他的手落在沈采薇头顶的发冠处,凤冠着实沉重,朱翠琳琅一动便叮当作响,
贵公子显然没做过替人拆发饰的细致活计,凤冠上垂落的金纹流苏勾住了她鬓边的一缕发丝,轻轻一扯,沈采薇头皮便是一疼。
许是看见了她的表情,那双修长的手指微微一顿,目光落至她脸上。
新婚妻子抬眸望他,眼大而圆,眼尾微微上挑,目光直白而坦荡,“爷,且慢些,有点疼。”
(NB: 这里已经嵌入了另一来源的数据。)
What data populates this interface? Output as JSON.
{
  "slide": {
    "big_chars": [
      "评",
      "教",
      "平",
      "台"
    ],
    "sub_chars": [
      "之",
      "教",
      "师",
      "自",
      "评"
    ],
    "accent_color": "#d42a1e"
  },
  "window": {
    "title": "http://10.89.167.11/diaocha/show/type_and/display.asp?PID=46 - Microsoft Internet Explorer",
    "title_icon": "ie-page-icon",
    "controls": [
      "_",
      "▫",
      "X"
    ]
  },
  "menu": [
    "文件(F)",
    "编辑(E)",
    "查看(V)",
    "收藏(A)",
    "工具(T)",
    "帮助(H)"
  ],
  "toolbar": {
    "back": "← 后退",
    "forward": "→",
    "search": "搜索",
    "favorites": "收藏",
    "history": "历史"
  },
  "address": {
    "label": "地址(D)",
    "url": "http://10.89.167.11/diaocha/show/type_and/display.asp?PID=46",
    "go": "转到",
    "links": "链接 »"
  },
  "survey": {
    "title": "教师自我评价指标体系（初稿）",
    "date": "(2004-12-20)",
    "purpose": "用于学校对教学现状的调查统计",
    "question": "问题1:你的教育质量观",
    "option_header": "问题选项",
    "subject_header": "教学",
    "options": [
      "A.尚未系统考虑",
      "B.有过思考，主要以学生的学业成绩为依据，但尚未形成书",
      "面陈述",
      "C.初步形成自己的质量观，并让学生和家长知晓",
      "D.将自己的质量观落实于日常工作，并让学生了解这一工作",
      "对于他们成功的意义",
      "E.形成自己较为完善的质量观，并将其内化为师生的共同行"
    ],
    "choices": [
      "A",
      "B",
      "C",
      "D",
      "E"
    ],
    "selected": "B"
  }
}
沈采薇并没有因为他是夫而她是妻而选择忍受不舒服,不舒服便直说出来,不藏着掖着。
男人狭长的眼眸微动,接下来便顺畅许多,他的动作放缓了,
贵公子虽没做过伺候人的活,但脑子聪明,观察力强,
指尖避开缠绕的发丝,托住凤冠底座,然后微微用力取了下来,
有效的沟通节省了双方的时间,双方的精力。
“多谢大爷。”
凤冠一除,乌黑浓密的青丝垂落肩头,烛火一照,顺滑亮泽,
衬得她眉眼柔弱又艳丽,肌肤银白,唇色艳红。
“嗯。”他淡淡应了一声,
两人本就不熟悉,见面不过几次,接下来不如直接走流程。
两人坐在了婚床上,他微凉的手落在她腰上,隔着一层薄薄的嫁衣料子,片刻,滚烫。
肌肤相贴,
他撑身覆来,淡淡的冷香传来。
外间烛火未熄,一盏盏亮着,映得满室暖红。
榻间窸窸窣窣,
水红肚兜松松垮垮滑落在床沿。
……
沈采薇觉得,被弄疼了,她不想忍这个,
一双雪白柔嫩,指尖圆润的小手轻轻地攥住男人青筋暴起的手腕。
他骨节分明,手腕宽厚,凹凸的肌理落在掌心,分明得很。
“爷。”烛火摇曳,她大眼睛水汪汪的,像盛着一汪水光。
男人身形微顿,似乎在等着她继续往下说。
沈采薇却只是轻轻拱了拱—腰,将褥子底下的花生桂圆红枣尽数蹭到一旁,换了个松快舒服的姿势,
没有等到她今晚第三次提出要求的男人微微蹙眉后,继续闷头。
一晌云收雨歇,
俊美青年依礼起身披衣,嗓音微哑:“我去沐浴。”
沈采薇点点头,只觉得浑身骨头都快散架了,
亏得平日惯常锻炼,不然哪里撑得住。她忍不住伸手揉了揉腰,
隔壁很快传来哗啦啦的水声,起初急促,后来渐渐放缓。
春松轻步走近,低声道:“小姐,可要沐浴?水已经备好了。”
沈采薇现在连抬手都觉得懒,脸颊白里透红,那抹嫣红色久久不散,只软软应了几声,说话都带着几分慵懒娇弱,
全然是少女初为人妇的模样,听得春松都闹了个大红脸。
“小姐,我扶你。”春松连忙上前扶她。